The “Orthodox Voice” will have to give his own opinion later, Padre. As for my two cents worth, the whole idea of an “evangelical Orthodox Church” in the way I suspect you mean it is an American phenomenon. A large group of evangelicals founded just such a thing but they soon we were received into the Antiochian Orthodox Church by Metropolitan Philip where they have continued their evangelical ways to a more muted extent than before. The unofficial head guy of that group is a fellow named Gilquist who is now an Orthodox priest.
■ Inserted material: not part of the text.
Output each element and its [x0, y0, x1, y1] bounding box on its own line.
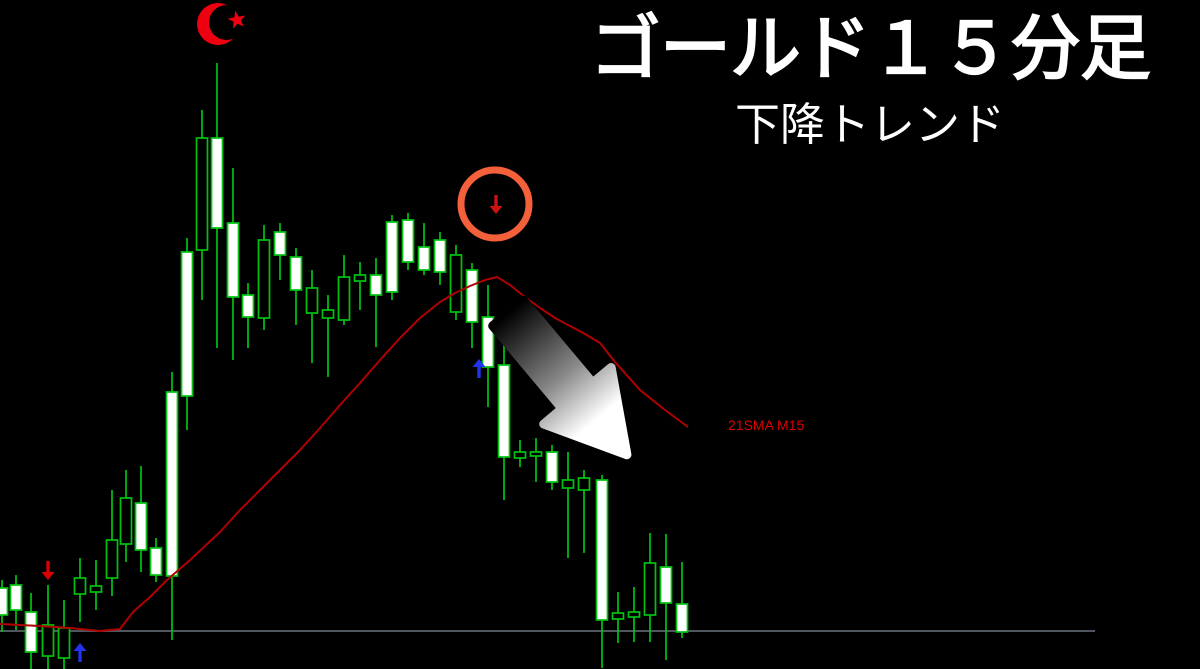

Their outlook, to no great surprise, is very Western, very atonement theory of salvation oriented which I suppose would appeal to Western Protestants but depending on how it is preached, could also be considered heretical.
I wouldn’t know about 30,000 “branches” of Protestantism; I don’t think the “branch theory” of The Church has any more validity than +JPII’s unfortunate “two lungs” analogy.
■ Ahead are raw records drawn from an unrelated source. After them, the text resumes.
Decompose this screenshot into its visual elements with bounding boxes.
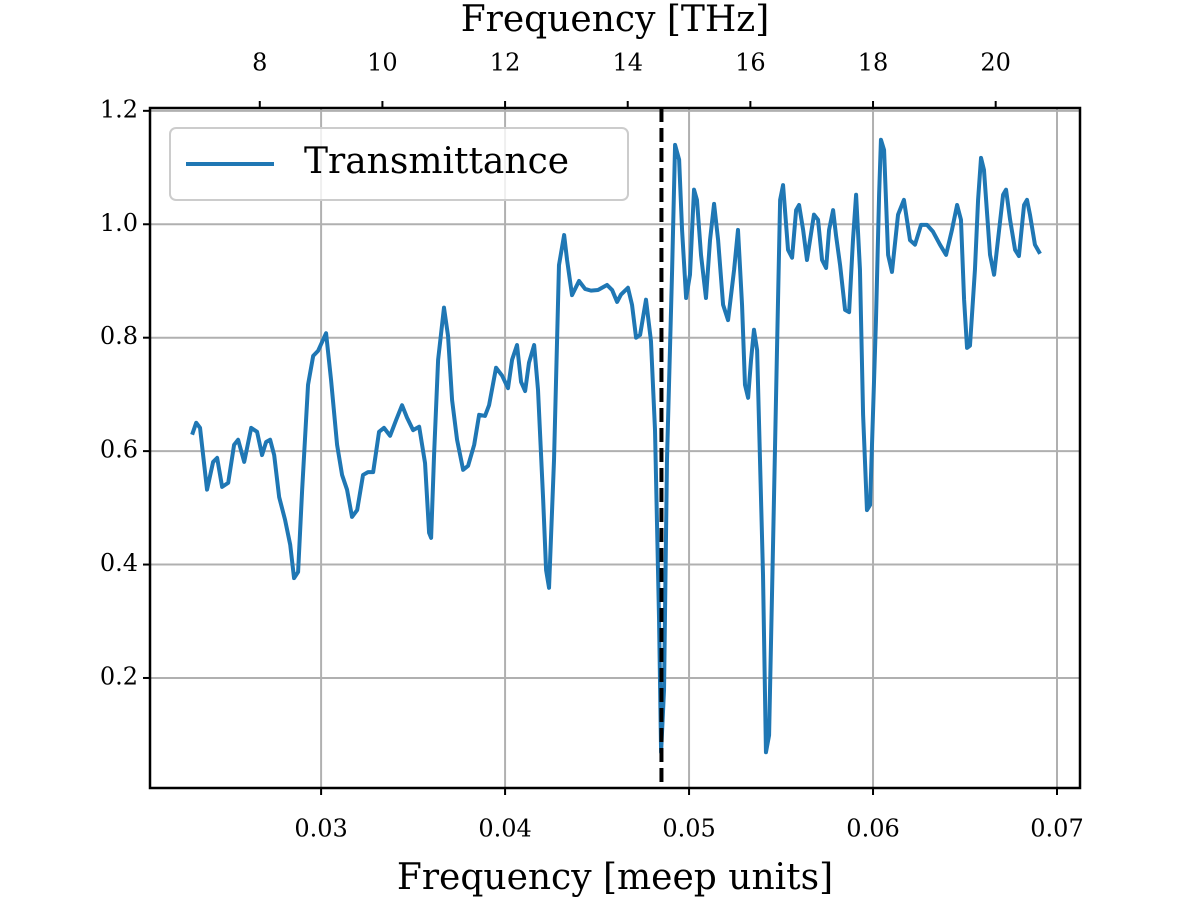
x-tick-label: 0.03 (294, 815, 347, 843)
top-tick-label: 14 (612, 49, 643, 77)
y-tick-label: 1.2 (100, 95, 138, 123)
top-tick-label: 10 (367, 49, 398, 77)
legend-label: Transmittance (304, 141, 569, 182)
y-tick-label: 0.4 (100, 549, 138, 577)
x-tick-label: 0.07 (1030, 815, 1083, 843)
top-tick-label: 12 (490, 49, 521, 77)
x-axis-label: Frequency [meep units] (397, 857, 833, 898)
y-tick-label: 1.0 (100, 209, 138, 237)
y-tick-label: 0.8 (100, 322, 138, 350)
top-tick-label: 8 (252, 49, 267, 77)
legend-box (169, 127, 629, 201)
plot-frame (148, 106, 1082, 790)
x-tick-label: 0.04 (478, 815, 531, 843)
top-tick-label: 18 (858, 49, 889, 77)
data-line (190, 137, 1042, 755)
top-axis-label: Frequency [THz] (461, 0, 770, 40)
y-tick-label: 0.2 (100, 662, 138, 690)
top-tick-label: 16 (735, 49, 766, 77)
y-tick-label: 0.6 (100, 436, 138, 464)
x-tick-label: 0.06 (846, 815, 899, 843)
top-tick-label: 20 (980, 49, 1011, 77)
x-tick-label: 0.05 (662, 815, 715, 843)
You’re too modest, Kolo. When a calm orthodox voice is called for, yours is the voice that normally carries the day.
Wesley was an evangelical Anglican. The Anglicans are in such disarray right now, that it makes no more sense for Mr. Hunt to go there than it does for him to go Roman Catholic. Signing up under an African Patriarch is really doing nothing more than moving chairs on the Titanic.
The history of the Anglican Church lies in Orthodoxy rather than in Rome. I’m convinced that’s an historical fact.
Therefore, we’re looking for some kind of evangelical Orthodoxy. We’d prefer the non-heretical variety, of course. :>)
I would never assume to be such a noble thing, Kolo. I believe our chaplain meant you.
xzins: A truly in touch Methodist would go to some kind of evangelical Orthodox or some kind of evangelical liturgical church
The Orthodox in America make up barely 1% of the population. Most Americans never heard of such a "thing" the way most Russians would have no idea what a Methodist is.
Kolo is also correct that some American "Orthodox" are actually Protestants in Orthodox vestments and can subsist only in the Antiochan Church.
I agree with you that a truly "in-touch" methodist would look for a liturgical church; as for the evangelical kind, that depends what you consider "evangelical."
From the article, it is clear that he had no particular evangelical reason to be in the Catholic Church other than it made him feel "at home." His theological reason centers on the Eucharist being the true Body and Blood of Christ and not on evangelical issues.
If anything, the Catholic Church is more regimented or "methodical" than the Orthodox Church, and that should appeal to any Methodist.
Besides, he didn't have to change his theology that much or not at all when it comes to such issues as original sin, or atonement, as Kolo observes, in the Catholic Church.
So, even a theological transition would be easier to the Catholic then to the Orthodox side.